Christopher Turner talks to the SF Chronicle about his relationship with Armistead Maupin, telling the paper that Maupin, who is 27 years older than Turner, cruised him on the street after seeing his profile on a website Turner runs, hotoldermale.com (site NSFW).
“Shortly after Christopher Turner started his Web site hotoldermale.com in 2002, a hot older male approached him while walking on 18th Street in the Castro district. The man said he recognized Turner from his online profile; he’d even printed out a photograph of the Internet entrepreneur. ‘Apparently he didn’t post his picture because he was too darn shy about the whole thing,’ Turner, 35, recalled.”
Turner has a new site, DaddyHunt, which pairs older men with younger men, and they’ve just posted a number of new billboards around San Francisco. Turner talks about the phenomenon:
“I think when people see a young man with an older guy, they think, ‘Sugar Daddy.’ And I guess the same goes for straight relationships. But one thing people don’t see is that a lot of people have a serious attraction to older men — whether it’s physical, emotional, intellectual — and feel more comfortable in relationships with older men. I launched the site as sort of a political statement: You can have a loving relationship despite an age difference … I think the Greeks understood it well, and so did the gay community. Back in the ’70s, the gay community featured older, hairy guys in gay porn all the time. During the AIDS crisis, everything we saw, in advertising and porn, suddenly became young and clean…Attraction is hard to understand. My current attraction toward older men has been around since I can remember, but I imagine that could change. I’m really not sure. That’s always the issue with an age difference.
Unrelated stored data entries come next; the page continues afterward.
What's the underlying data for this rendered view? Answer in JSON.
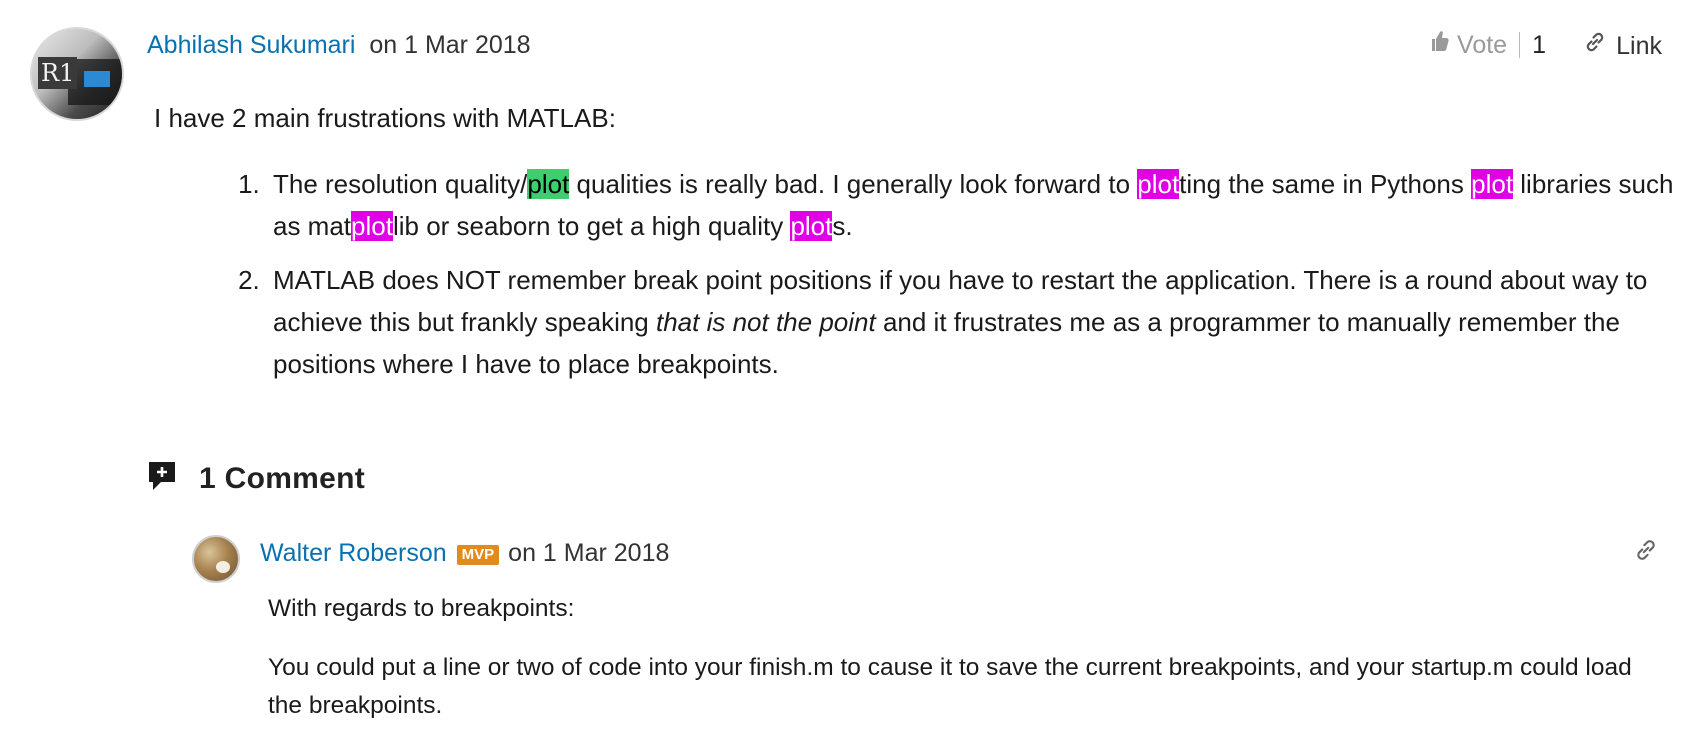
{
  "answer": {
    "author": "Abhilash Sukumari",
    "date_text": "on 1 Mar 2018",
    "vote_label": "Vote",
    "vote_count": "1",
    "link_label": "Link",
    "intro": "I have 2 main frustrations with MATLAB:",
    "points": [
      {
        "segments": [
          {
            "text": "The resolution quality/",
            "hl": ""
          },
          {
            "text": "plot",
            "hl": "green"
          },
          {
            "text": " qualities is really bad. I generally look forward to ",
            "hl": ""
          },
          {
            "text": "plot",
            "hl": "magenta"
          },
          {
            "text": "ting the same in Pythons ",
            "hl": ""
          },
          {
            "text": "plot",
            "hl": "magenta"
          },
          {
            "text": " libraries such as mat",
            "hl": ""
          },
          {
            "text": "plot",
            "hl": "magenta"
          },
          {
            "text": "lib or seaborn to get a high quality ",
            "hl": ""
          },
          {
            "text": "plot",
            "hl": "magenta"
          },
          {
            "text": "s.",
            "hl": ""
          }
        ]
      },
      {
        "segments": [
          {
            "text": "MATLAB does NOT remember break point positions if you have to restart the application. There is a round about way to achieve this but frankly speaking ",
            "hl": ""
          },
          {
            "text": "that is not the point",
            "hl": "",
            "italic": true
          },
          {
            "text": " and it frustrates me as a programmer to manually remember the positions where I have to place breakpoints.",
            "hl": ""
          }
        ]
      }
    ]
  },
  "comments": {
    "title": "1 Comment",
    "items": [
      {
        "author": "Walter Roberson",
        "badge": "MVP",
        "date_text": "on 1 Mar 2018",
        "paragraphs": [
          "With regards to breakpoints:",
          "You could put a line or two of code into your finish.m to cause it to save the current breakpoints, and your startup.m could load the breakpoints."
        ]
      }
    ]
  },
  "icons": {
    "vote": "thumbs-up-icon",
    "link": "link-icon",
    "comment": "comment-add-icon"
  },
  "colors": {
    "link_blue": "#0a71b0",
    "highlight_green": "#3dce6e",
    "highlight_magenta": "#e000e5",
    "mvp_orange": "#e08b1c"
  }
}
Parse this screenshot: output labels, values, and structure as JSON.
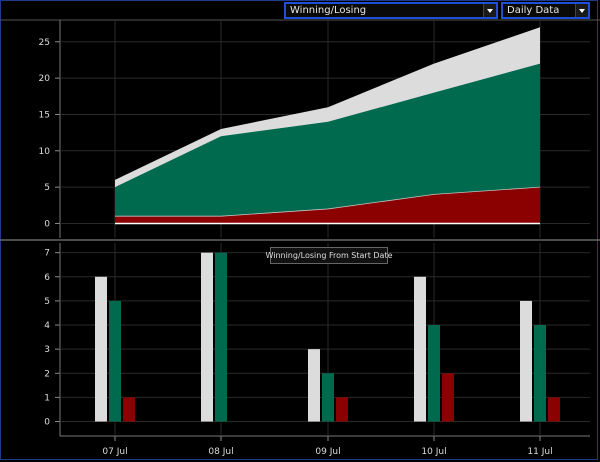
{
  "toolbar": {
    "metric_select": {
      "value": "Winning/Losing"
    },
    "period_select": {
      "value": "Daily Data"
    }
  },
  "tooltip": "Winning/Losing From Start Date",
  "colors": {
    "white": "#dcdcdc",
    "green": "#006a4e",
    "red": "#8b0000",
    "grid": "#2a2a2a"
  },
  "chart_data": [
    {
      "type": "area",
      "categories": [
        "07 Jul",
        "08 Jul",
        "09 Jul",
        "10 Jul",
        "11 Jul"
      ],
      "series": [
        {
          "color": "#8b0000",
          "values": [
            1,
            1,
            2,
            4,
            5
          ]
        },
        {
          "color": "#006a4e",
          "values": [
            5,
            12,
            14,
            18,
            22
          ]
        },
        {
          "color": "#dcdcdc",
          "values": [
            6,
            13,
            16,
            22,
            27
          ]
        }
      ],
      "ylim": [
        -2,
        28
      ],
      "yticks": [
        0,
        5,
        10,
        15,
        20,
        25
      ],
      "grid": true
    },
    {
      "type": "bar",
      "categories": [
        "07 Jul",
        "08 Jul",
        "09 Jul",
        "10 Jul",
        "11 Jul"
      ],
      "series": [
        {
          "color": "#dcdcdc",
          "values": [
            6,
            7,
            3,
            6,
            5
          ]
        },
        {
          "color": "#006a4e",
          "values": [
            5,
            7,
            2,
            4,
            4
          ]
        },
        {
          "color": "#8b0000",
          "values": [
            1,
            0,
            1,
            2,
            1
          ]
        }
      ],
      "ylim": [
        -0.6,
        7.4
      ],
      "yticks": [
        0,
        1,
        2,
        3,
        4,
        5,
        6,
        7
      ],
      "grid": true
    }
  ]
}
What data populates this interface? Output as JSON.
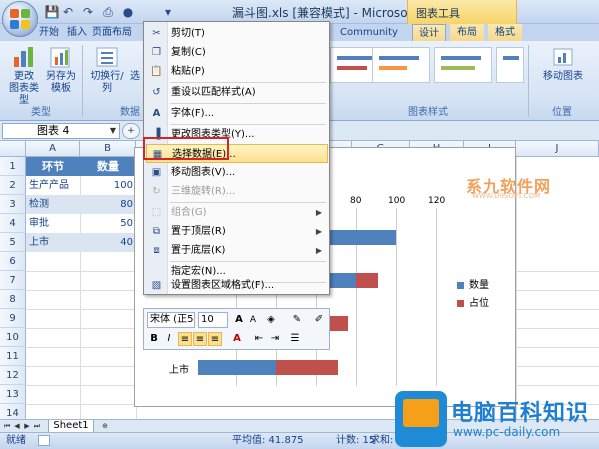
{
  "window": {
    "title": "漏斗图.xls  [兼容模式] - Microsoft Excel",
    "context_tab_group": "图表工具"
  },
  "tabs": [
    {
      "label": "开始"
    },
    {
      "label": "插入"
    },
    {
      "label": "页面布局"
    },
    {
      "label": "Community Clips"
    },
    {
      "label": "设计"
    },
    {
      "label": "布局"
    },
    {
      "label": "格式"
    }
  ],
  "ribbon": {
    "change_chart_type": "更改\n图表类型",
    "save_as_template": "另存为\n模板",
    "switch_row_col": "切换行/列",
    "select_data": "选",
    "group_type": "类型",
    "group_data": "数据",
    "group_chart_styles": "图表样式",
    "move_chart": "移动图表",
    "group_location": "位置"
  },
  "formula_bar": {
    "name_box": "图表 4",
    "fx": "+"
  },
  "columns": [
    "A",
    "B",
    "C",
    "D",
    "E",
    "F",
    "G",
    "H",
    "I",
    "J"
  ],
  "rows": [
    "1",
    "2",
    "3",
    "4",
    "5",
    "6",
    "7",
    "8",
    "9",
    "10",
    "11",
    "12",
    "13",
    "14",
    "15"
  ],
  "table": {
    "headers": [
      "环节",
      "数量"
    ],
    "rows": [
      {
        "name": "生产产品",
        "value": "100"
      },
      {
        "name": "检测",
        "value": "80"
      },
      {
        "name": "审批",
        "value": "50"
      },
      {
        "name": "上市",
        "value": "40"
      }
    ]
  },
  "chart_data": {
    "type": "bar",
    "axis_ticks": [
      "80",
      "100",
      "120"
    ],
    "categories": [
      "上市"
    ],
    "series": [
      {
        "name": "数量",
        "color": "#4f81bd"
      },
      {
        "name": "占位",
        "color": "#c0504d"
      }
    ],
    "legend_position": "right"
  },
  "context_menu": {
    "items": [
      {
        "label": "剪切(T)",
        "icon": "scissors-icon",
        "enabled": true
      },
      {
        "label": "复制(C)",
        "icon": "copy-icon",
        "enabled": true
      },
      {
        "label": "粘贴(P)",
        "icon": "paste-icon",
        "enabled": true
      },
      {
        "label": "重设以匹配样式(A)",
        "icon": "reset-style-icon",
        "enabled": true
      },
      {
        "label": "字体(F)...",
        "icon": "font-icon",
        "enabled": true
      },
      {
        "label": "更改图表类型(Y)...",
        "icon": "chart-type-icon",
        "enabled": true
      },
      {
        "label": "选择数据(E)...",
        "icon": "select-data-icon",
        "enabled": true,
        "highlighted": true
      },
      {
        "label": "移动图表(V)...",
        "icon": "move-chart-icon",
        "enabled": true
      },
      {
        "label": "三维旋转(R)...",
        "icon": "rotate-3d-icon",
        "enabled": false
      },
      {
        "label": "组合(G)",
        "icon": "group-icon",
        "enabled": false,
        "submenu": true
      },
      {
        "label": "置于顶层(R)",
        "icon": "bring-front-icon",
        "enabled": true,
        "submenu": true
      },
      {
        "label": "置于底层(K)",
        "icon": "send-back-icon",
        "enabled": true,
        "submenu": true
      },
      {
        "label": "指定宏(N)...",
        "icon": "macro-icon",
        "enabled": true
      },
      {
        "label": "设置图表区域格式(F)...",
        "icon": "format-chart-icon",
        "enabled": true
      }
    ]
  },
  "mini_toolbar": {
    "font": "宋体 (正5",
    "size": "10"
  },
  "sheet_tabs": {
    "active": "Sheet1"
  },
  "status_bar": {
    "mode": "就绪",
    "average": "平均值: 41.875",
    "count": "计数: 15",
    "sum": "求和: 335"
  },
  "watermarks": {
    "top": "系九软件网",
    "top_sub": "WWW.D9SOFT.COM",
    "logo_title": "电脑百科知识",
    "logo_url": "www.pc-daily.com"
  },
  "colors": {
    "accent": "#4f81bd",
    "accent_red": "#c0504d",
    "highlight_box": "#d0262a",
    "context_tab": "#f7d46a"
  }
}
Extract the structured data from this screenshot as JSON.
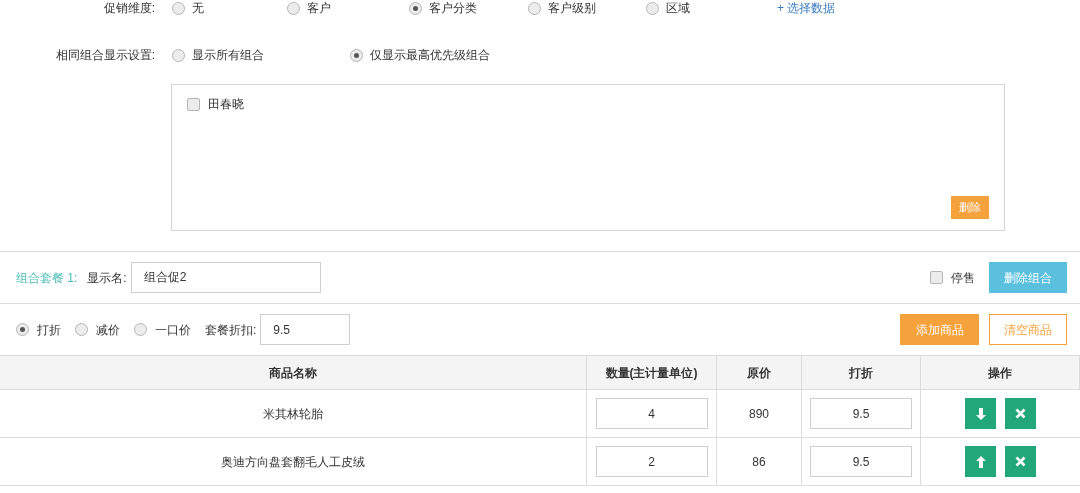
{
  "promo_dimension": {
    "label": "促销维度:",
    "options": [
      {
        "label": "无",
        "selected": false
      },
      {
        "label": "客户",
        "selected": false
      },
      {
        "label": "客户分类",
        "selected": true
      },
      {
        "label": "客户级别",
        "selected": false
      },
      {
        "label": "区域",
        "selected": false
      }
    ],
    "select_link": "+ 选择数据"
  },
  "same_combo_display": {
    "label": "相同组合显示设置:",
    "options": [
      {
        "label": "显示所有组合",
        "selected": false
      },
      {
        "label": "仅显示最高优先级组合",
        "selected": true
      }
    ]
  },
  "selection_box": {
    "items": [
      {
        "label": "田春晓",
        "checked": false
      }
    ],
    "delete_button": "删除"
  },
  "combo": {
    "title": "组合套餐 1:",
    "name_label": "显示名:",
    "name_value": "组合促2",
    "stop_sale": {
      "label": "停售",
      "checked": false
    },
    "delete_button": "删除组合",
    "pricing_modes": [
      {
        "label": "打折",
        "selected": true
      },
      {
        "label": "减价",
        "selected": false
      },
      {
        "label": "一口价",
        "selected": false
      }
    ],
    "discount_label": "套餐折扣:",
    "discount_value": "9.5",
    "add_button": "添加商品",
    "clear_button": "清空商品"
  },
  "table": {
    "columns": [
      "商品名称",
      "数量(主计量单位)",
      "原价",
      "打折",
      "操作"
    ],
    "rows": [
      {
        "name": "米其林轮胎",
        "quantity": "4",
        "price": "890",
        "discount": "9.5",
        "kind": "down"
      },
      {
        "name": "奥迪方向盘套翻毛人工皮绒",
        "quantity": "2",
        "price": "86",
        "discount": "9.5",
        "kind": "up"
      }
    ]
  }
}
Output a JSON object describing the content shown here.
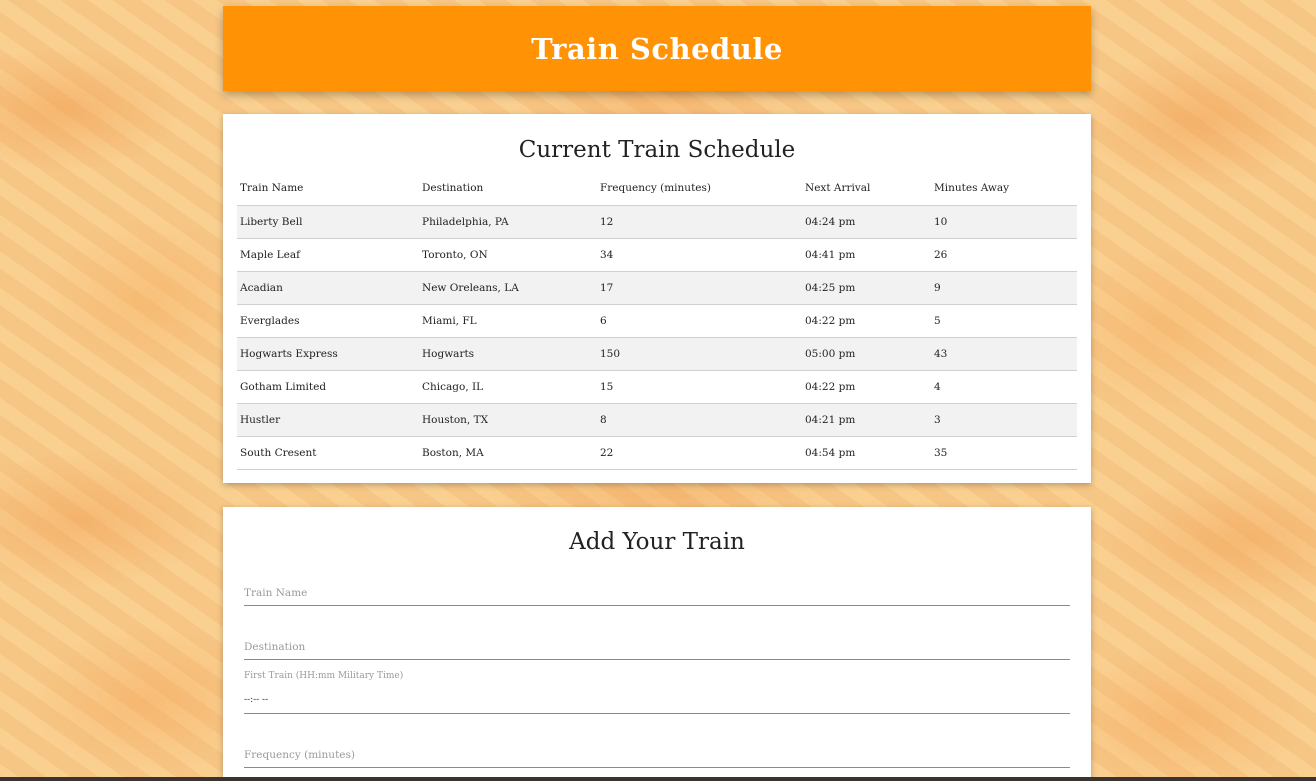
{
  "header": {
    "title": "Train Schedule"
  },
  "schedule": {
    "title": "Current Train Schedule",
    "columns": [
      "Train Name",
      "Destination",
      "Frequency (minutes)",
      "Next Arrival",
      "Minutes Away"
    ],
    "rows": [
      [
        "Liberty Bell",
        "Philadelphia, PA",
        "12",
        "04:24 pm",
        "10"
      ],
      [
        "Maple Leaf",
        "Toronto, ON",
        "34",
        "04:41 pm",
        "26"
      ],
      [
        "Acadian",
        "New Oreleans, LA",
        "17",
        "04:25 pm",
        "9"
      ],
      [
        "Everglades",
        "Miami, FL",
        "6",
        "04:22 pm",
        "5"
      ],
      [
        "Hogwarts Express",
        "Hogwarts",
        "150",
        "05:00 pm",
        "43"
      ],
      [
        "Gotham Limited",
        "Chicago, IL",
        "15",
        "04:22 pm",
        "4"
      ],
      [
        "Hustler",
        "Houston, TX",
        "8",
        "04:21 pm",
        "3"
      ],
      [
        "South Cresent",
        "Boston, MA",
        "22",
        "04:54 pm",
        "35"
      ]
    ]
  },
  "form": {
    "title": "Add Your Train",
    "train_name_placeholder": "Train Name",
    "destination_placeholder": "Destination",
    "first_train_label": "First Train (HH:mm Military Time)",
    "first_train_value": "--:-- --",
    "frequency_placeholder": "Frequency (minutes)"
  },
  "colors": {
    "header_bg": "#ff9205",
    "header_text": "#ffffff",
    "stripe_row": "#f2f2f2"
  }
}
With Armistead, he’s 27 years my senior and, you know, he’ll likely die before me. So there’s the big issue of any age-difference relationship. But who knows? It’s hard to say where my attractions will be in 20, 30 years.”
Maupin recently published the latest novel in the Tales of the City series, Michael Tolliver Lives, which rejoins his character Michael Tolliver some three decades later. Turner notes that many of the themes on aging in the book bear a striking resemblance to the couple’s own experience.